Sportlich hieß das: Von 106 Pflichtspielen (Bundesliga, DFB-Pokal, UEFA-Cup) gewann der FC um Weltstar Wolfgang Overath, der im Mittelfeld neben Heinz Flohe die Fäden zog, unfassbare 79 Partien. Dieser permanente Ausnahmezustand bescherte Köln die glanzvollsten Fußballfeste aller Zeiten. Einen großen Beitrag dazu leistete die Stimmung in der Radrennbahn, die sich durch seine Enge zu einem richtigen Hexenkessel entwickelte. „Das Stadion an sich war für uns toll, es war eine unglaubliche Atmosphäre in der Radrennbahn. Wir haben dort Spiele gewonnen, die hätten wir im großen Stadion wohl eher nicht gewonnen“, geriet Bernd Cullmann beispielsweise bei der Erinnerung an die Heimspiele in dem beengten Provisorium ins Schwärmen.

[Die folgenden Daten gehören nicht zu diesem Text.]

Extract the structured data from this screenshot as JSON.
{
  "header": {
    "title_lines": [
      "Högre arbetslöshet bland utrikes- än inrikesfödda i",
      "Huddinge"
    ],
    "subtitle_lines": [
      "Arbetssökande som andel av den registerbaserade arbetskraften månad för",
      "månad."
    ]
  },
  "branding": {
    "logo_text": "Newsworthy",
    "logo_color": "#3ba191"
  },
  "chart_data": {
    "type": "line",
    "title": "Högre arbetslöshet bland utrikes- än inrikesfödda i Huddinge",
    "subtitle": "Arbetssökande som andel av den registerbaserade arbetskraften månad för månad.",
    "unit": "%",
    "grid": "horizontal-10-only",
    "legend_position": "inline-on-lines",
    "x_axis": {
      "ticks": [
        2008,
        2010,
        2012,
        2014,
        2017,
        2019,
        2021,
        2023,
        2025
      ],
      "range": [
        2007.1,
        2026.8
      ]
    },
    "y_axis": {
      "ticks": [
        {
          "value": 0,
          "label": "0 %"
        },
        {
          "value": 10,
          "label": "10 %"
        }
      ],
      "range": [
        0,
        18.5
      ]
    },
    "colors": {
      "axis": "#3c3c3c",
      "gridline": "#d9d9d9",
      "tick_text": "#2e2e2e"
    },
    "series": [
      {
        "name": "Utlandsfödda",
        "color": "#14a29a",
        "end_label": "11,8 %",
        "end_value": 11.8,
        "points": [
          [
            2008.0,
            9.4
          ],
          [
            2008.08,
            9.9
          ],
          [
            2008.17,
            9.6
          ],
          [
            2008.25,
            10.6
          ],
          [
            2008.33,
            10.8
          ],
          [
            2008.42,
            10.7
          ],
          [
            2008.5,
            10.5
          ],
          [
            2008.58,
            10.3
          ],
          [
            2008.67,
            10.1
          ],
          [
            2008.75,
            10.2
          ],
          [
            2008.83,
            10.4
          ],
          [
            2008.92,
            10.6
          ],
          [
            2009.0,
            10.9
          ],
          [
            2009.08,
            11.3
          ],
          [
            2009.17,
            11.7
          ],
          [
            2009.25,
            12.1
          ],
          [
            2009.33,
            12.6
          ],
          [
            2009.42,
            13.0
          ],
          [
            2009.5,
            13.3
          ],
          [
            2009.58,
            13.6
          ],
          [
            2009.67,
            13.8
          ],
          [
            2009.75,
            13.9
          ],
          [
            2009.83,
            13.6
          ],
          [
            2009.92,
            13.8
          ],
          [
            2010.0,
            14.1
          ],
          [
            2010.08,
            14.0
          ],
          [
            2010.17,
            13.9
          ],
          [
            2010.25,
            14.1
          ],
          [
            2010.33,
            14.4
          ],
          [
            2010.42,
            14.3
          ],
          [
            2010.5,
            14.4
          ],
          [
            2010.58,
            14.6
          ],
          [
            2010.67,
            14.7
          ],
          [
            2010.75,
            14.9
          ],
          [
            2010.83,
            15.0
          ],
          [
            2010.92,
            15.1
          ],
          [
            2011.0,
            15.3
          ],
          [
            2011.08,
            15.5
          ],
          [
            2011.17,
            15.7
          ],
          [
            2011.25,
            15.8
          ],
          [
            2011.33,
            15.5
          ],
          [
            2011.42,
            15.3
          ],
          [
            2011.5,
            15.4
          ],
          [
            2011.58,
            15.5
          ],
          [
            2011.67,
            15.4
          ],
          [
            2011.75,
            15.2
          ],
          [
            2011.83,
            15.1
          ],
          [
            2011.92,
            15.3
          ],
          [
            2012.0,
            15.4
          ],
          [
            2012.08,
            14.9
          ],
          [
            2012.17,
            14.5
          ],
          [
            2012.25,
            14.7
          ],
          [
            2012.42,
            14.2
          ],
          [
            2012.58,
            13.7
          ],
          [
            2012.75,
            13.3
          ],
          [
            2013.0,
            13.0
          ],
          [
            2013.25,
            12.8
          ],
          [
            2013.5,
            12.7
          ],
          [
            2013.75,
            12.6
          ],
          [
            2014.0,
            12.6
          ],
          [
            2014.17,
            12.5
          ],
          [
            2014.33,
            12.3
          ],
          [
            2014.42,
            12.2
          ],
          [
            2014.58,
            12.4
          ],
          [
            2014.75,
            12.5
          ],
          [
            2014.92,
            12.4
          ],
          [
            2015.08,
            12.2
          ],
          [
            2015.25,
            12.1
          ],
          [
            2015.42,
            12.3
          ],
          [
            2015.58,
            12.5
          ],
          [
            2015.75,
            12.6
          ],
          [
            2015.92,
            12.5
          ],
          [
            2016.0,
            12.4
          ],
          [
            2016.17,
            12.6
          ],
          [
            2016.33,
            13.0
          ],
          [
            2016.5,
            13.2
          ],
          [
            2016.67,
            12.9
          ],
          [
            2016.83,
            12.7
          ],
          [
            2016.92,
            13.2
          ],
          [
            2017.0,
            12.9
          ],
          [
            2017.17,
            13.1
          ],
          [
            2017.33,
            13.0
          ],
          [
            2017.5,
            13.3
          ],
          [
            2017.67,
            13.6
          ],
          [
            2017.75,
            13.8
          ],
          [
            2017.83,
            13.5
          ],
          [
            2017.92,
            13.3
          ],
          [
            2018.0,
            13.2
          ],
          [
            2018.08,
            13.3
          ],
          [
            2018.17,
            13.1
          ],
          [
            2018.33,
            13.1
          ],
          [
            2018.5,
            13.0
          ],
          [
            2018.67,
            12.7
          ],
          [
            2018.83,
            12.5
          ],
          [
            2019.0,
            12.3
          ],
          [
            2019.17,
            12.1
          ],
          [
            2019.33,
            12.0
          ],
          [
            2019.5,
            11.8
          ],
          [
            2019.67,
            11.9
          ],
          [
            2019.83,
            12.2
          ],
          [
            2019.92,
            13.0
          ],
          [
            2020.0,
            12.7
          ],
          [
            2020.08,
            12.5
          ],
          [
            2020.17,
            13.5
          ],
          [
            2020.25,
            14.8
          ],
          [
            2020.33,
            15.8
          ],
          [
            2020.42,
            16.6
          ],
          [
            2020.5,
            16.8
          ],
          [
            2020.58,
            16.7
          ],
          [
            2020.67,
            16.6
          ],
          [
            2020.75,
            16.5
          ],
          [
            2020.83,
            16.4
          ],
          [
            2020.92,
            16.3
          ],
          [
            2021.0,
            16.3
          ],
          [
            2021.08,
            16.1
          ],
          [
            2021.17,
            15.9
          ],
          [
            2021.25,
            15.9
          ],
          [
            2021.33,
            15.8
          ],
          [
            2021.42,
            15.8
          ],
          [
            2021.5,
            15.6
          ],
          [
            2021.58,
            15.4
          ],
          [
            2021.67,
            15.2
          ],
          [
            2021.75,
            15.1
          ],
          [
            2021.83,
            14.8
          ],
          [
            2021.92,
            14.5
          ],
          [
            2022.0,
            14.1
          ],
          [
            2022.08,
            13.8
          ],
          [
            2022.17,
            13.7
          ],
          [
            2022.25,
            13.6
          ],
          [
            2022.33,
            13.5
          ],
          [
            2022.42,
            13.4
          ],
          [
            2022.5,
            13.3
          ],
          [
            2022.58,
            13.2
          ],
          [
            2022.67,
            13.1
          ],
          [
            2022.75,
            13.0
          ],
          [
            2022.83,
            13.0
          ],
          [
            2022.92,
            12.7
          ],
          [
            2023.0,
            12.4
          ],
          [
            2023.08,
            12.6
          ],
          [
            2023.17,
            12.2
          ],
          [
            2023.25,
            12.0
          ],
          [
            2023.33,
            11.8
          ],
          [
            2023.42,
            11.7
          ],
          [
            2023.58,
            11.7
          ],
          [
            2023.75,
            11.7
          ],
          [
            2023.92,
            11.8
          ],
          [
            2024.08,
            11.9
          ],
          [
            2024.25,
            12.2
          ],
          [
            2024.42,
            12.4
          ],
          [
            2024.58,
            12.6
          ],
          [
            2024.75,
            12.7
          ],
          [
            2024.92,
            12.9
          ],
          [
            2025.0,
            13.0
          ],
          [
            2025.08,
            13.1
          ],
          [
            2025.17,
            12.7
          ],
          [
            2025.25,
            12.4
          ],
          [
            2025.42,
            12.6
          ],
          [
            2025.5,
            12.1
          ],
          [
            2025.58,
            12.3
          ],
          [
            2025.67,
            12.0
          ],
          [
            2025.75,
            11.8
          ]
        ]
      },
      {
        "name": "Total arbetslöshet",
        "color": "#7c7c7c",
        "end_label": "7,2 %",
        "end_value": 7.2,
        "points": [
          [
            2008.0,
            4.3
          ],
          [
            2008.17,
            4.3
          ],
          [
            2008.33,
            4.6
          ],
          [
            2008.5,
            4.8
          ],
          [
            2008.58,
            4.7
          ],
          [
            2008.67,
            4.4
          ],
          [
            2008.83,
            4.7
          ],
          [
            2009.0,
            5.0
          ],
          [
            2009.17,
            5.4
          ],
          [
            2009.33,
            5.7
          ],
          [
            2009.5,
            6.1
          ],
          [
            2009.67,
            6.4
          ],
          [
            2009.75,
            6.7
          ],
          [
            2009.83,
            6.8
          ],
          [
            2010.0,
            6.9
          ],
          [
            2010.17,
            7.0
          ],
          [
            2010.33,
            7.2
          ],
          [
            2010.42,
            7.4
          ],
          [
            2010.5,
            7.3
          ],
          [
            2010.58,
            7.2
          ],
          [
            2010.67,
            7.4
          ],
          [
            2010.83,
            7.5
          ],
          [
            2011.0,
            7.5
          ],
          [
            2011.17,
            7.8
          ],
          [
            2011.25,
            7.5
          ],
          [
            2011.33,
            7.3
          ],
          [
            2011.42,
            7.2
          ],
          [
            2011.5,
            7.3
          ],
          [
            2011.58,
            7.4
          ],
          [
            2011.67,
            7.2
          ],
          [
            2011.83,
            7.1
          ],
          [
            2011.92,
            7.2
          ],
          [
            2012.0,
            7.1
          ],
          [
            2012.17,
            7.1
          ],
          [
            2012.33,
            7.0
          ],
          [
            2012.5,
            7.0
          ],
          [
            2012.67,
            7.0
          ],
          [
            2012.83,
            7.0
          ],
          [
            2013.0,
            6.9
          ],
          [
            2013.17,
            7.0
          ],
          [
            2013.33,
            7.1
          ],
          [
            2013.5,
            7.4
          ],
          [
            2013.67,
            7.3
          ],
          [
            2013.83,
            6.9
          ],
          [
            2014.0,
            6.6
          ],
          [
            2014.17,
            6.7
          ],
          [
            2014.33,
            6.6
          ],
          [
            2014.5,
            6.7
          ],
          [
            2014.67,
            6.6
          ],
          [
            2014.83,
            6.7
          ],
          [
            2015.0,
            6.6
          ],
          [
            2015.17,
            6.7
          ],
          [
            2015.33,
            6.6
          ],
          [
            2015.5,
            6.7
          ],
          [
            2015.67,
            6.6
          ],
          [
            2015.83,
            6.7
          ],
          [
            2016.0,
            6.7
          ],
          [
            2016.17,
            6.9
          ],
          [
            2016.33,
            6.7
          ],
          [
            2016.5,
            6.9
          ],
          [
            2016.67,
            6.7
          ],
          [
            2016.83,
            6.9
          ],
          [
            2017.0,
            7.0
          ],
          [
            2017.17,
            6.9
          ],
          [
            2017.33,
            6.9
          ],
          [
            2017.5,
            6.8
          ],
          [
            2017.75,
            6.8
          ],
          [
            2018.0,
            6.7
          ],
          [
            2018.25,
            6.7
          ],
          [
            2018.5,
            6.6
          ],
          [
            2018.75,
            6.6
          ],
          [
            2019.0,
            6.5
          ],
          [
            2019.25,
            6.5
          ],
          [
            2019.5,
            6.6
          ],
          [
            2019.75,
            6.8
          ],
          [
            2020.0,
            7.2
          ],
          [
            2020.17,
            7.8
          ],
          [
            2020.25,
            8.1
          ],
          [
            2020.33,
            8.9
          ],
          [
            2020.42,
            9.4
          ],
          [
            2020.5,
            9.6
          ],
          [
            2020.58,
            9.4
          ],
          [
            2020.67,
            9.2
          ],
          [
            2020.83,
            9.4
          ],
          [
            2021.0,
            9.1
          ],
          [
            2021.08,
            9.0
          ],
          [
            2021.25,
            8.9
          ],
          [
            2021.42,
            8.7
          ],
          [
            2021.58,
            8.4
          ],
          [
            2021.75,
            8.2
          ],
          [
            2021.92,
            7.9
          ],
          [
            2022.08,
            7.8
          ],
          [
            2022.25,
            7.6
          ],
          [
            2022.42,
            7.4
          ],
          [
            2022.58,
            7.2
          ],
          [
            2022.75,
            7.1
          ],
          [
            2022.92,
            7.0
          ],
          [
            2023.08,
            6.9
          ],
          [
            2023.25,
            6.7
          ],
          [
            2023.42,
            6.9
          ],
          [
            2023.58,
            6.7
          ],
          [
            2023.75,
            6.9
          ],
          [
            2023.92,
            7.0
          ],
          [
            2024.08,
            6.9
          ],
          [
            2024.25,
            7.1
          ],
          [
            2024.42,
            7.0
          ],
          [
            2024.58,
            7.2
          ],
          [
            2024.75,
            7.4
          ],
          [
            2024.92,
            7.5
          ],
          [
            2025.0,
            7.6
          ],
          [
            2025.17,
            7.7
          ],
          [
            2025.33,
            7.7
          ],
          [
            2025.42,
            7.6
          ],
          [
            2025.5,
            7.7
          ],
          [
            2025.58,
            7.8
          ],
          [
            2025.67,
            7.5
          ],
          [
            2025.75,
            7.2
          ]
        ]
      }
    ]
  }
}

“…dann ging so richtig die Post ab!”
Eine Atmosphäre, die auch Wolfgang Weber nachdrücklich im Gedächtnis geblieben ist. „In guter Erinnerung sind vor allem die Europapokal-Abende. Wenn es unter Flutlicht in diesem Kessel ging, dann ging die Post so richtig ab. Wenn wir von der Umkleidekabine durch diesen Tunnel auf den Platz gegangen sind, war dort selbst bei nur 15.000 bis 20.000 Zuschauern eine sensationelle Stimmung. Die Fans haben uns unglaublich unterstützt“, so der Vize-Weltmeister von 1966. Das war auch nötig, denn die finanziellen Einbußen durch die geringere Zuschauerkapazität taten dem FC enorm weh, wie auch Karl-Heinz Thielen eindrücklich erzählte. Keine leichte Aufgabe, die der einstige Spieler bei seinem Wechsel auf die Funktionärsebene zu bewältigen hatte.

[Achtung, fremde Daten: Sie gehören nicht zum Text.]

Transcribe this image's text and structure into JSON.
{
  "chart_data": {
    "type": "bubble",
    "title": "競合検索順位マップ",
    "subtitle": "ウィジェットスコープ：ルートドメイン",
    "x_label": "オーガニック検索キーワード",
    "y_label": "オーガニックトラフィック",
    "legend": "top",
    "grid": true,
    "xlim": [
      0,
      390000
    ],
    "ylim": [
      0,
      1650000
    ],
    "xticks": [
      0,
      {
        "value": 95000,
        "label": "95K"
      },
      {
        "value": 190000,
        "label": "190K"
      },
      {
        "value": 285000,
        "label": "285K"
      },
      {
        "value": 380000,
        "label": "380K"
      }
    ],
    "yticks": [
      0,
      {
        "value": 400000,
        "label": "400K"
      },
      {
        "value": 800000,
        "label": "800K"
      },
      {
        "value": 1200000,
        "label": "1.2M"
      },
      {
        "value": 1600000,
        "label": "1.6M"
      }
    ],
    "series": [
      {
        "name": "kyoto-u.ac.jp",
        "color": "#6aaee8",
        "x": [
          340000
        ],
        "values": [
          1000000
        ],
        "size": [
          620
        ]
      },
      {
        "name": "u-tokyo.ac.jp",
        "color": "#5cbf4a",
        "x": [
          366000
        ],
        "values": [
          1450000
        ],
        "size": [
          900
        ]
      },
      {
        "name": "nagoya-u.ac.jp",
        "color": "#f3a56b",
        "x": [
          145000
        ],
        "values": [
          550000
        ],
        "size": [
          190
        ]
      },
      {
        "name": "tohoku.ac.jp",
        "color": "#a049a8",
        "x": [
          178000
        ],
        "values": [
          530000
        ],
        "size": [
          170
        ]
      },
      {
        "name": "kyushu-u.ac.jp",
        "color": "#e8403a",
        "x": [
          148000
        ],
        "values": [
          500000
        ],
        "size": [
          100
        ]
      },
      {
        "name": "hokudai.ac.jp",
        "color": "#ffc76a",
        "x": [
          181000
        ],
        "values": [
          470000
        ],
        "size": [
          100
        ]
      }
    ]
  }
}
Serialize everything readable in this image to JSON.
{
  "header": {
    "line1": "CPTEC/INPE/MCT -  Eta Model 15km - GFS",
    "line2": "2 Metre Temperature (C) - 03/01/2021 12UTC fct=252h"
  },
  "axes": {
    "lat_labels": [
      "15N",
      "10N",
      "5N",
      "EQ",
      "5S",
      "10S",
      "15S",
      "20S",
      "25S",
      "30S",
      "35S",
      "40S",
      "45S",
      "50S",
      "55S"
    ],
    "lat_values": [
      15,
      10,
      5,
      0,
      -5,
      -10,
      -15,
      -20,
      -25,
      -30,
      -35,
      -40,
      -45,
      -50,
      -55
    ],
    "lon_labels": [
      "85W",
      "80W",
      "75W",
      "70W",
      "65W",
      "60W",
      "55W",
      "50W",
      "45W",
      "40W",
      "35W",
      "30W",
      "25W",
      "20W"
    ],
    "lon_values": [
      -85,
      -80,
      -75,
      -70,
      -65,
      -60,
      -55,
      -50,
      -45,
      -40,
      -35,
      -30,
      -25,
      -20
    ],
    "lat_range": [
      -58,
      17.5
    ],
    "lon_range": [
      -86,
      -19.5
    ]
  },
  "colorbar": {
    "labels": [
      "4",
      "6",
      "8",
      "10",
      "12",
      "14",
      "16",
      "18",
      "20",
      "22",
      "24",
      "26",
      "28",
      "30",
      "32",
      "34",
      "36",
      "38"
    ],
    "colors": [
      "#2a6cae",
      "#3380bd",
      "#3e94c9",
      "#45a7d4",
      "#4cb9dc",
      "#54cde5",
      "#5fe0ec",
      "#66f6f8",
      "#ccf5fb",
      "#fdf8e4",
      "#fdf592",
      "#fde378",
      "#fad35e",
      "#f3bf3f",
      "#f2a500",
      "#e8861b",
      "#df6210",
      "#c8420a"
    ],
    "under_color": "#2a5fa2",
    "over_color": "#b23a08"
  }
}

Das betonte auch Bernd Cullmann: „Für Verein und Spieler bedeutete diese Zeit, als wir vom 60.000-Mann-Stadion in die Radrennbahn, wo nur 28.000 Zuschauer hineinpassten, gezogen sind einen großen Einschnitt“, rekapitulierte der Welt- und Europameister: „Das war eine finanzielle Mammutaufgabe für den 1. FC Köln. Wir hatten eine Mannschaft gespickt mit Nationalspielern. Dass es dem Verein gelungen ist, diese Spieler in Köln zu halten, muss man dem Club und vor allem Karl-Heinz Thielen sehr hoch anrechnen“, lobte er seinen einstigen Mitspieler und späteren Vorgesetzten. Nur einer Einschätzung an diesem Abend konnte Cullmann nicht zustimmen. „Dass es die fußballerisch schönste Zeit war, würde ich jetzt so nicht bestätigen. Denn das hängt immer zusammen mit Erfolgen, die der Verein gefeiert hat. Wir haben in dieser Zeit keinen Titel gewonnen und zu viel liegen lassen, das muss man klar so sagen.“
Die Zeit in der Radrennbahn zum Greifen nah
Doch auch ohne eine durchaus mögliche Meisterschaft, das bestätigten an diesem Abend auf der „Alten Liebe“ noch zahlreiche Zeitzeugen wie FC-Stadionsprecher Michael Trippel oder Masseur Carlo Drauth, war die fünfjährige Phase der „Geißböcke“ in der Radrennbahn eine unvergleichliche Epoche in der Historie des 1. FC Köln. Wie das damals denn alles gewesen ist, davon erzählten sich FC-Legenden und –Fans auch nach dem Talk noch in ungezwungener Atmosphäre mit Blick auf den Rhein. Für wenige Stunden wirkte es so, als sei der „Mythos Radrennbahn“ noch einmal zum Greifen nah – und die triste Gegenwart des Traditionsvereins aus der Domstadt unendlich weit weg.